We see 26 gauge metal protecting the rafter or double wall with the 1" clearance here most of the time.

Is Transite (abestos) still allowed by code if left alone?

pc1


----------



## ICE (Aug 31, 2011)

Transite can be left in place and metal vent can pass through it.  The FAU installation instructions that I have read will not allow it to be used as a vent because it doesn't heat up and facilitate a draft the same as steel vent.  Additionally, induced draft vented appliances require a tighter seal than Transite provides.  Poorly sealed gravity vent may not be an issue as the leak allows cold air to enter the vent much the same as a draft hood and facilitates the draft.

Water heater installation instructions that I have encountered do not have the same prohibition.  I have allowed the reuse of Transite as a vent for water heaters if the Transite is continuous and in good condition.  I can see that as a problem as water heaters become more efficient and less heat is released through the vent, which hinders the action of a gravity vent because it take longer to heat the vent.

Wall heater installation instructions are not as clear when it comes to the vents but I have spoken to several manufacturers and have been told that they won't allow the reuse of Transite or even an old metal vent.  They want new BW vent in the stud cavity and new B vent in the attic.

Admittedly, my knowledge on the subject is limited and I would appreciate hearing from anyone that knows more.

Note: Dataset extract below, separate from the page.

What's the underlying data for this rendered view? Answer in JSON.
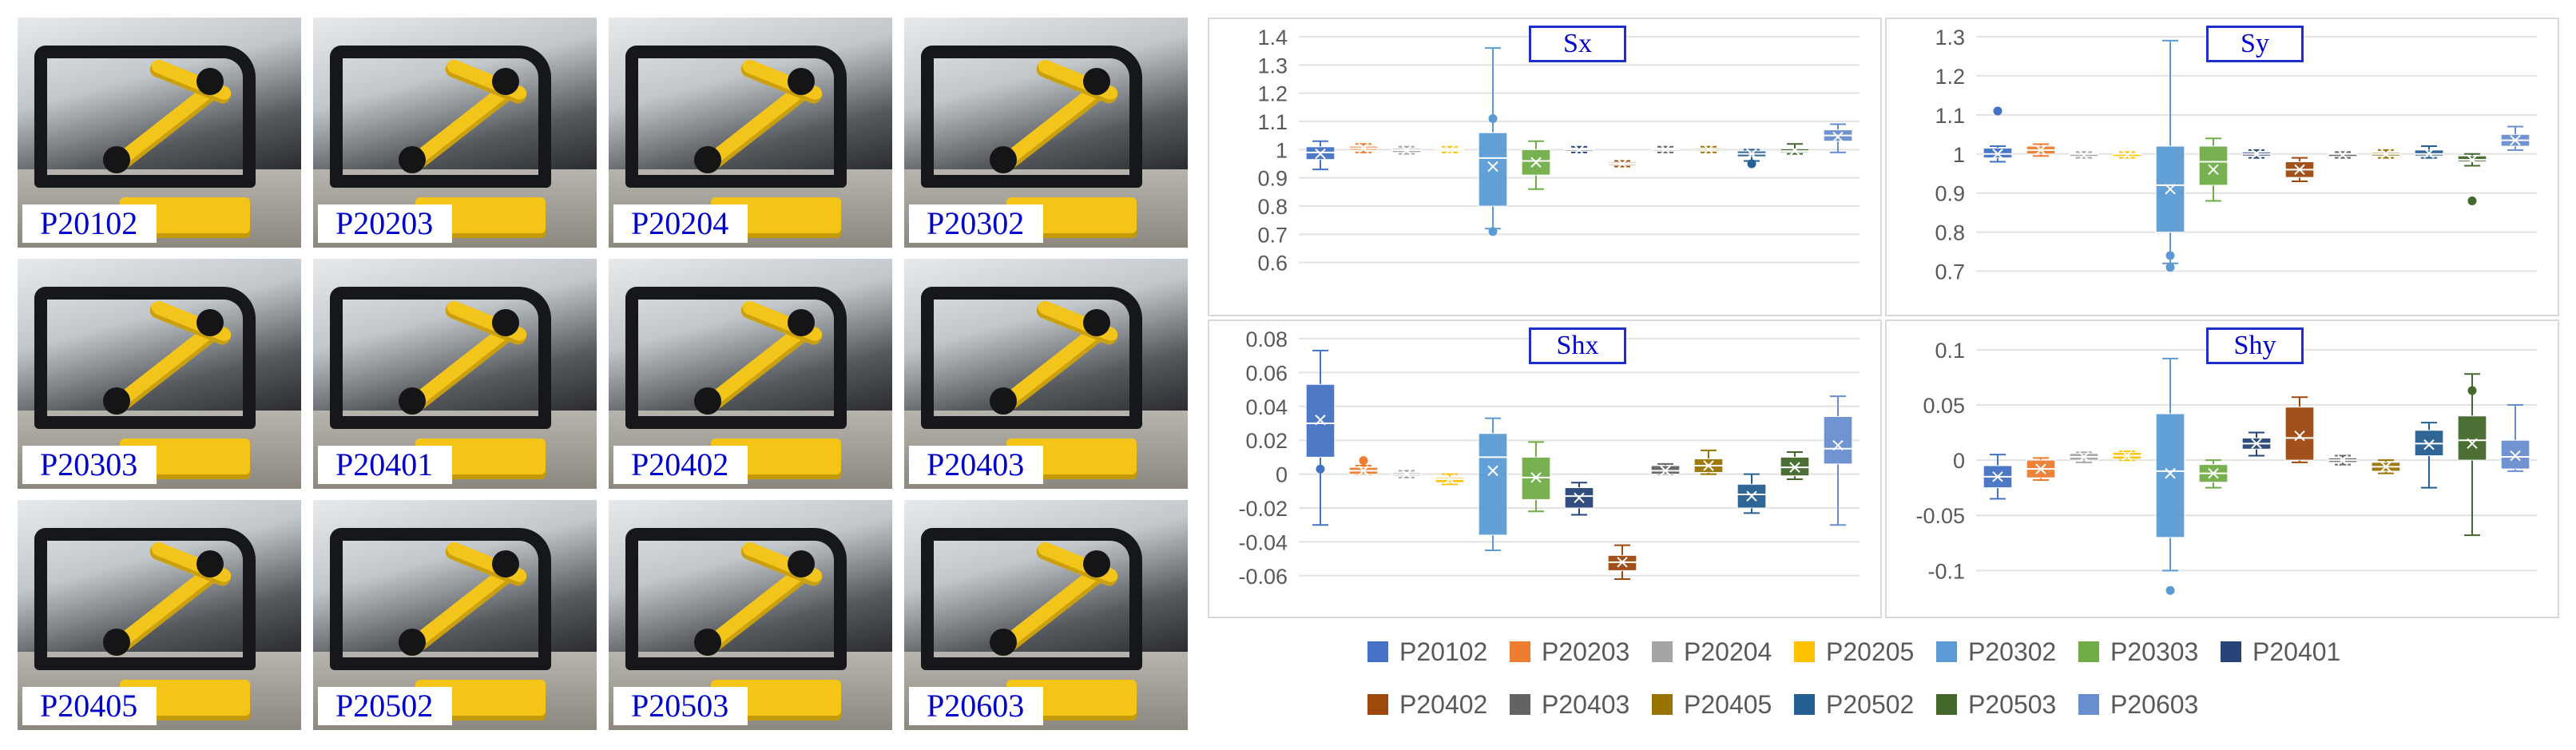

Pete_t mentions a table from the CA Mechanical code and states that single wall vent clearance to combustibles is 6".  I haven't looked it up but as I recall, 6" clearance is allowed only outside a building and 18" clearance is required inside a building.


----------



## pwood (Aug 31, 2011)

ice,

 table 8-2 cmc, basic stuff


----------



## ICE (Aug 31, 2011)

pwood said:
			
		

> ice, table 8-2 cmc, basic stuff


Thanks,

I don't know why I thought there was a difference between outside and inside clearances unless the code used to say that and has changed.  Anyway, I need to change.


----------